Unzulässige Zustellung des Bescheides an nicht bevollmächtigte Rechtsanwältin:

Bei Vorlage einer Prozessvollmacht für "Dublin-Verfahren" im Rahmen eines gerichtlichen Klageverfahrens darf das Bundesamt nach Abschluss des gerichtlichen Verfahrens nicht ohne Weiteres annehmen, dass die Bevollmächtigung auch außergerichtlich für das weiterzuführende behördliche Verfahren gilt und einen späteren Bescheid, der nicht mehr das Dublin-Verfahren betrifft, an die zuvor beauftrage Rechtsanwältin zustellen.

(Leitsätze der Redaktion)

Schlagwörter: Dublinverfahren, Asylverfahren, Prozessbevollmächtigte, Zustellung, Fristversäumnis,
Normen: AsylG § 10,
Auszüge:

[...]
Die Rechtsanwälte, an die die Antragsgegnerin den Bescheid mittels Einschreiben versandt hat, hatten sich im gerichtlichen Verfahren vor dem Verwaltungsgericht Osnabrück am 23. Juli 2018 durch die Vorlage einer "Prozessvollmacht" für den Antragsteller legitimiert.
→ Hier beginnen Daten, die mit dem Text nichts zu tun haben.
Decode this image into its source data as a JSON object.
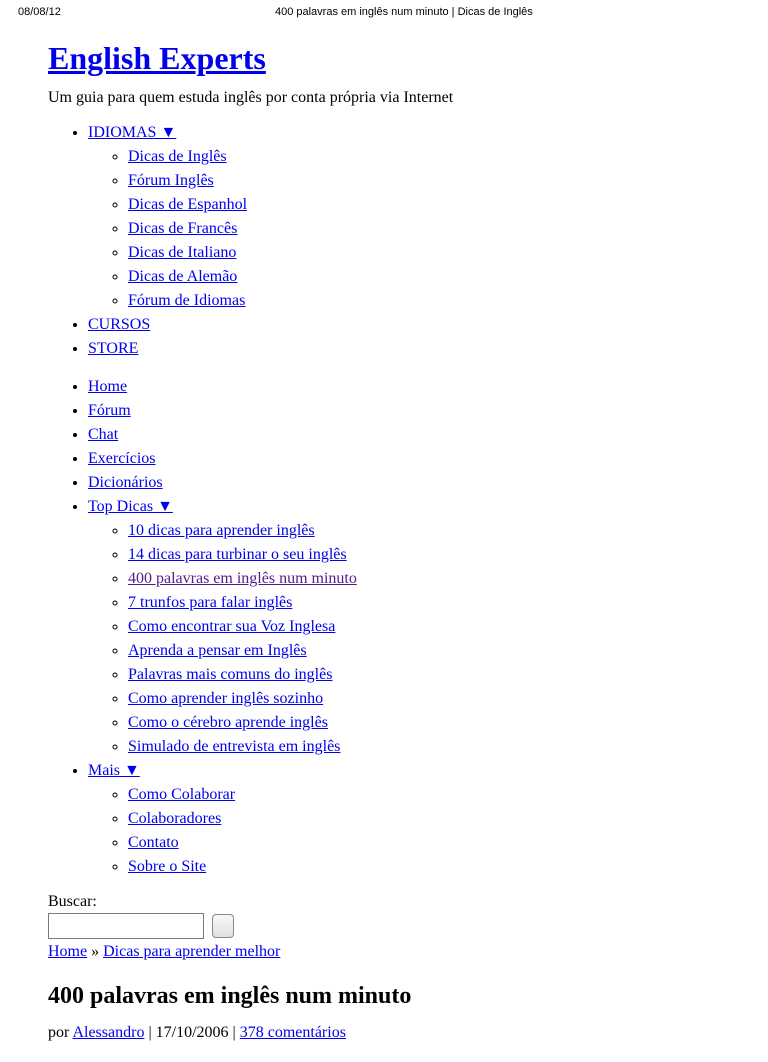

Das dort geführte Gerichtsverfahren betraf den Bescheid der Antragsgegnerin vom 12. Juli 2018 (sog. "Dublin-Verfahren") und ist seit dem 23. Januar 2020 abgeschlossen. Nach dem Vortrag des Antragstellers, dem die Antragsgegnerin bislang nicht entgegengetreten ist, endete mit dem gerichtlichen Verfahren auch die Vertretung durch die Rechtsanwälte. Der Antragsteller hat diesbezüglich erklärt, dass die Rechtsanwälte lediglich für die Vertretung im gerichtlichen "Dublin-Verfahren" mandatiert gewesen seien. Zusätzlich sei das Mandat Anfang März 2020 ausdrücklich gekündigt worden. Lag eine Bevollmächtigung der Rechtsanwälte somit im Juni 2020 nicht mehr vor, ist die an sie gerichtete Zustellung des Bescheides nach § 7 VwVZG nicht wirksam erfolgt. Die Antragsgegnerin wird sich insoweit nach aller Voraussicht auch nicht auf den Rechtsschein einer weiterhin bestehenden Bevollmächtigung berufen können. Eine Vollmachtsanzeige bzw. -vorlage gegenüber der Antragsgegnerin ist seitens der Rechtsanwälte nie erfolgt. Außerhalb des gerichtlichen Verfahrens sind die Rechtsanwälte für den Antragsteller - soweit aus den Verwaltungsvorgängen ersichtlich - auch zu keinem Zeitpunkt vor der Antragsgegnerin aufgetreten. Die im Verfahren vor dem Verwaltungsgericht Osnabrück vorgelegte Vollmacht ist ausdrücklich mit der Bezeichnung "Prozessvollmacht" überschrieben. Eine Vertretung im gerichtlichen Verfahren endet regelmäßig mit der Übersendung des Urteils bzw. der Einstellung des Verfahrens (vgl. BeckOK, VwVfG/L, Ronellenfitsch, VwZG, § 7, Rn. 9). Angesichts dieser Umstände hätte die Antragsgegnerin nicht ohne weitere Prüfung davon ausgehen dürfen, dass die Bevollmächtigung der Rechtsanwälte auch nach dem Abschluss des gerichtlichen Dublin-Verfahrens für etwaige Folgeverfahren vor dem Bundesamt fortbesteht. [...]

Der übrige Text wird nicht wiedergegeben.